Kitshanga has been hosting war displaced persons for years, some of whom arrived after a previous offensive by the M23. The movement occupied Goma for ten days at the end of 2012 before being defeated the following year by the Congolese army, backed by UN peacekeepers. At the end of last year, the M23 took up arms again, reproaching the Kinshasa government for not respecting its commitments regarding the demobilization of its combatants.
According to those responsible for the Mungote camp, the site already houses more than “40,000 households”, of which 4,000 have recently arrived. “Up to four families sleep in a cabin, men, women and children.
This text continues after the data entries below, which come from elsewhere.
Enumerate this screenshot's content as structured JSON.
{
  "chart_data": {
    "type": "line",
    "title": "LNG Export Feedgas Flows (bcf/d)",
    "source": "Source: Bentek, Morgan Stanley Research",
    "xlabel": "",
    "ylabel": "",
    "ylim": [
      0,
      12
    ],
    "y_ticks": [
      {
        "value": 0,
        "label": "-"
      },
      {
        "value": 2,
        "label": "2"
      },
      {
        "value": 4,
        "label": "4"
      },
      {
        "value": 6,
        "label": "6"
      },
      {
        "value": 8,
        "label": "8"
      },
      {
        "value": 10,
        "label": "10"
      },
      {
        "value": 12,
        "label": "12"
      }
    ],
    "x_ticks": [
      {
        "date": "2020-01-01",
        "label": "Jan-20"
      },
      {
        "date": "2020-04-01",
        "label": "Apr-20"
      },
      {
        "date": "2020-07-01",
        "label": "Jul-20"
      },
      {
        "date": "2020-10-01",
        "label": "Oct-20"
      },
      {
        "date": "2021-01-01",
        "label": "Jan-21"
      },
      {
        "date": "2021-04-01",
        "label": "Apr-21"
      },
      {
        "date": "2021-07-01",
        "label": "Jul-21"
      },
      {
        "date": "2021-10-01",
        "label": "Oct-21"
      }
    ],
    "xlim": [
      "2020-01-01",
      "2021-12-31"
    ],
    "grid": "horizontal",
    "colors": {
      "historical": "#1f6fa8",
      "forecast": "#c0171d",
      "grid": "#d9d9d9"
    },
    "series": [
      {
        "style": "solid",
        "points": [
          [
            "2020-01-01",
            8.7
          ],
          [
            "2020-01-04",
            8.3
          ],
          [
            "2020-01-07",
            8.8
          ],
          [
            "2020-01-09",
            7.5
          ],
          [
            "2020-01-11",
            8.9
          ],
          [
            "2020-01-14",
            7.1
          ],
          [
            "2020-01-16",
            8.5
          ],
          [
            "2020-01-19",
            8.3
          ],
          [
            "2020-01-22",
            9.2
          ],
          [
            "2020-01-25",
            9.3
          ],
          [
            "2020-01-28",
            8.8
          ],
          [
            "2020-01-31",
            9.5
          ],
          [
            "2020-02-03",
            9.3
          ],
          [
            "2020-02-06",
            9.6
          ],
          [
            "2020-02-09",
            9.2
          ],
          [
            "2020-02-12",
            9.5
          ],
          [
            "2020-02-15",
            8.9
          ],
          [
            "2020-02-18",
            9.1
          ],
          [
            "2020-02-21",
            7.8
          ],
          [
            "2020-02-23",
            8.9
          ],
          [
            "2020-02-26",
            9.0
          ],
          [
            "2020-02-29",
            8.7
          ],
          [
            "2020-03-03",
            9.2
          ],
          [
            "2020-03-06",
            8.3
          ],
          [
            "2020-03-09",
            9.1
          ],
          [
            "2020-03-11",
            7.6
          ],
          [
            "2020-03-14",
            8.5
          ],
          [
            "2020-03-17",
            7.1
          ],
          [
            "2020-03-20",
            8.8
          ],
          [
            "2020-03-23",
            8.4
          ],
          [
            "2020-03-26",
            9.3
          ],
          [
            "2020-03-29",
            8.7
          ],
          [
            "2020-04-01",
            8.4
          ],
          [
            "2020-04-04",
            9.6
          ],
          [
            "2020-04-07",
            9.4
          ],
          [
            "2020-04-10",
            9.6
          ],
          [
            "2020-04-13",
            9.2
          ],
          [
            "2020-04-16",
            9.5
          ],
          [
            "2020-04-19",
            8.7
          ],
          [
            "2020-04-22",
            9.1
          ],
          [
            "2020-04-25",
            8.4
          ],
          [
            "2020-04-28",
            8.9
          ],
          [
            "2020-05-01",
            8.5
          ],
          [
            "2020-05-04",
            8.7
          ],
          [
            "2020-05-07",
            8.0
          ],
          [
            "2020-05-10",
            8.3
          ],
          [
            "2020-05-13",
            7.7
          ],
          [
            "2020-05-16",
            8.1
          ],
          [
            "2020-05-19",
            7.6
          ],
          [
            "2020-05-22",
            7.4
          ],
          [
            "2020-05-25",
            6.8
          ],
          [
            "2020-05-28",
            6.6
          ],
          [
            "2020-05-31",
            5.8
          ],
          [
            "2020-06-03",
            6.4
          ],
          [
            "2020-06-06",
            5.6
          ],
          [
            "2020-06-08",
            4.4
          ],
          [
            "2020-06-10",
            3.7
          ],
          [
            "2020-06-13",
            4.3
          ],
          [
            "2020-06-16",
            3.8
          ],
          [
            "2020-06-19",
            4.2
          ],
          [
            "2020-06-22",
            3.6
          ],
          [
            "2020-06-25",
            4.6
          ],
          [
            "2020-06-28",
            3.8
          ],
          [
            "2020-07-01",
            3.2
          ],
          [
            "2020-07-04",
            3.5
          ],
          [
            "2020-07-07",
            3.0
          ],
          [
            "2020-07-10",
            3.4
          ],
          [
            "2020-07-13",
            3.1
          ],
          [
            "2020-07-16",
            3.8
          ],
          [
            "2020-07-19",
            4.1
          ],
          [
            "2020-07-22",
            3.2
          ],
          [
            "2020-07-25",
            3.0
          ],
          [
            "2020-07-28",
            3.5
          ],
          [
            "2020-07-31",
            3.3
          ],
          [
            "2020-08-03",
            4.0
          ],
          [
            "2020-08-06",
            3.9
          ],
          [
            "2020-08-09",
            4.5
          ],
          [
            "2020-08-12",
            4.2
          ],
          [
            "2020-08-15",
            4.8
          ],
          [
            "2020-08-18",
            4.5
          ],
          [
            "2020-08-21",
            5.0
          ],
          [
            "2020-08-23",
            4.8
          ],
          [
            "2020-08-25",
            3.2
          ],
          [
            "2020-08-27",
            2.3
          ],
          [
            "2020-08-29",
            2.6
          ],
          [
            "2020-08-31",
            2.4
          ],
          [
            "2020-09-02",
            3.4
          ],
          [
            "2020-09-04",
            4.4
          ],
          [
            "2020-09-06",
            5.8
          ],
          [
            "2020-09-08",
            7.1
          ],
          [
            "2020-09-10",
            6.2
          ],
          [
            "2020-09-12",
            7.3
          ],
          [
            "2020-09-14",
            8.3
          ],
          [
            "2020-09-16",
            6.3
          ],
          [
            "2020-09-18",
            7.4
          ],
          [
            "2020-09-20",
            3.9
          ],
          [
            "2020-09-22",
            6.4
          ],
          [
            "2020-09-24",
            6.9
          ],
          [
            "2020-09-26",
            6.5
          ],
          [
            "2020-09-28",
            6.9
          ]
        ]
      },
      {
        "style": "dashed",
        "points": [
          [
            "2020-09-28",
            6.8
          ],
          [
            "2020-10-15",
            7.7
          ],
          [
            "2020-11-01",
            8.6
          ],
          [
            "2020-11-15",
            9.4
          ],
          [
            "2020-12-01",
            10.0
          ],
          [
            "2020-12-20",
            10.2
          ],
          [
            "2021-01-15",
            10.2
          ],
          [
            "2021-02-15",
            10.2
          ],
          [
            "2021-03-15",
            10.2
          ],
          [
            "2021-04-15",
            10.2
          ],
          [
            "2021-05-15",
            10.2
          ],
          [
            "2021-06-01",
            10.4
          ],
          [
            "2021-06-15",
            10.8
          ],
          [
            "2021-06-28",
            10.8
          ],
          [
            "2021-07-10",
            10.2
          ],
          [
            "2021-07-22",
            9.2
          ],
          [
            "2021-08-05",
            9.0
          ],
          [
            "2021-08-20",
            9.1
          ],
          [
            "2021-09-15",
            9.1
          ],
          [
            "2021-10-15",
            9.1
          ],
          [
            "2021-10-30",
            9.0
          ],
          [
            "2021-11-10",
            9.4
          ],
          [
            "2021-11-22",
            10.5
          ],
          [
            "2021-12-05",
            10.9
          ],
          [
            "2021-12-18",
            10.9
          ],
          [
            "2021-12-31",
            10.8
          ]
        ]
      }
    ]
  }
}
People are dying,” says Vumilia Peruse, vice president of the camp. “They arrive with nothing… The authorities must intervene as quickly as possible to avoid a catastrophe,” she warns.
“We thought that this war was between the military and that we would find ourselves on the sidelines,” says Toby Kahunga, president of the Bashali village group. “But they kill people,” this man is indignant, asking Rwandan President Paul Kagame to “take the men away from him.” According to the DR Congo government, UN experts and Belgian and US diplomacy, Rwanda supports the M23.
Kigali refutes this and accuses Kinshasa of supporting the Hutu rebels implicated in some cases in the genocide of Tutsis in Rwanda in 1994.